Zacharias Janssen (born between 1580 and 1588, died in 1638) was a famous Dutch inventor and spectacle-maker that is today best known for his associations in the creation of early models of telescope and compound microscope. However, today’s historians cannot find conclusive evidence of Janssen truly being first man that created those instruments, with several clams of discovery that were made even after his death.
Zacharias Janssen was born in Hague, as a son of Hans Martens and Maeyken Meertens who were most probably from Antwerp, Belgium. After birth the family moved to Middelburg, Netherlands, and young Zacharias Janssen grow up on the street, constantly breaking the law and being chased by the authorities. Between age 30 and 35 he was appointed as the guardian of two children of local spectacle maker Loys Lowyssen. During that time, he started to focus his work on creating spectacles, which was very lucrative work that often required spectacle-makers to work in secret and hide their findings from general population. During that time, Zacharias Janssen lived door to door to the spectacle maker Hans Lippershey who is today credited as the creator of the first telescope.
The reason why so many historians cannot be sure about validity of Zacharias Janssen’s claims is because his entire life he had run-ins with the law, and none of his claims received thorough verification. He was accused several times for counterfeiting coins, (as a lens-grinder he had tools and expertise to do that), he was arrested several times, and escaped from law until he managed to get all his charges dropped. Reports of his discoveries were often very conflicting, and they came only from their family or friends. Additionally, almost all records of his life were destroyed in the bombing of Netherlands by Nazis in 1940, but many investigation files managed to be saved (original documents were lost).

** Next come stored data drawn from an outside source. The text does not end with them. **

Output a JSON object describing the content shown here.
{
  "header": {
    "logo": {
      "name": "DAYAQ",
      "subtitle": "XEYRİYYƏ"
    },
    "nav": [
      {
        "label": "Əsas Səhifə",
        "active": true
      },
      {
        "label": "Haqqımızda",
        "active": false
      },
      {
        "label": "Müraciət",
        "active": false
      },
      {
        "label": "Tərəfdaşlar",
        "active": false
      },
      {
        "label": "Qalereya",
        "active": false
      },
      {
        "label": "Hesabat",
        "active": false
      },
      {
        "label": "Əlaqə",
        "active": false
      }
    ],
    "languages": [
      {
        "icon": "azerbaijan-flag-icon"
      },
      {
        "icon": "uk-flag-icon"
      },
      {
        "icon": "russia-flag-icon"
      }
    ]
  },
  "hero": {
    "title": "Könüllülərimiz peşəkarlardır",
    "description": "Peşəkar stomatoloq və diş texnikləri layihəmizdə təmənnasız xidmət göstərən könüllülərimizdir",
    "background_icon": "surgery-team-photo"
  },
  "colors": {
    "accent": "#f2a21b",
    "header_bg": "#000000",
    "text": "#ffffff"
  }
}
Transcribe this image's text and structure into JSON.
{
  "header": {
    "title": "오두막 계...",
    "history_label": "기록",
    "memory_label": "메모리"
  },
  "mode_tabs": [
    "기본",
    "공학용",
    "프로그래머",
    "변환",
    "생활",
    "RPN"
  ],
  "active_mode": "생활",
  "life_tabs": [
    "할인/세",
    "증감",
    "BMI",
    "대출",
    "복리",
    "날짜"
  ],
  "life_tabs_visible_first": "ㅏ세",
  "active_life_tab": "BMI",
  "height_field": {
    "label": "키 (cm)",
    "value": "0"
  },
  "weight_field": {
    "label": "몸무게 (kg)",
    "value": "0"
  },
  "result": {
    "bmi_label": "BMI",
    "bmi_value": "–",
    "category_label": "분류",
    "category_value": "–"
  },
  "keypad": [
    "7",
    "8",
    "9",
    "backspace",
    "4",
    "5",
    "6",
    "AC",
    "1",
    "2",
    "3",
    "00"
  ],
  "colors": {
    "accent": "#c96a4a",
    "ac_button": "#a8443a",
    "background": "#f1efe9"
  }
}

Janssen’s claim on Telescope arose at the same time as Hans Lippershey applied for the patent for his telescope. In addition to them two, Jacob Metius of Alkmaar also tried to secure patent claim. None of them received patent, but only Lippershey received award from government for being the first who officially applied for patent. Some reports clearly described that Jacob Metius created telescope first, while Jenssen claimed that his father created first design in 1590. Jassen’s son testified in court that this was true. In the end, none of them were awarded the patent.
Few years after his unsuccessful attempt to patent microscope and telescope, Zacharias Janssen started counterfeiting coins, and from that point he did not work anymore on any new discoveries in the world of the optics.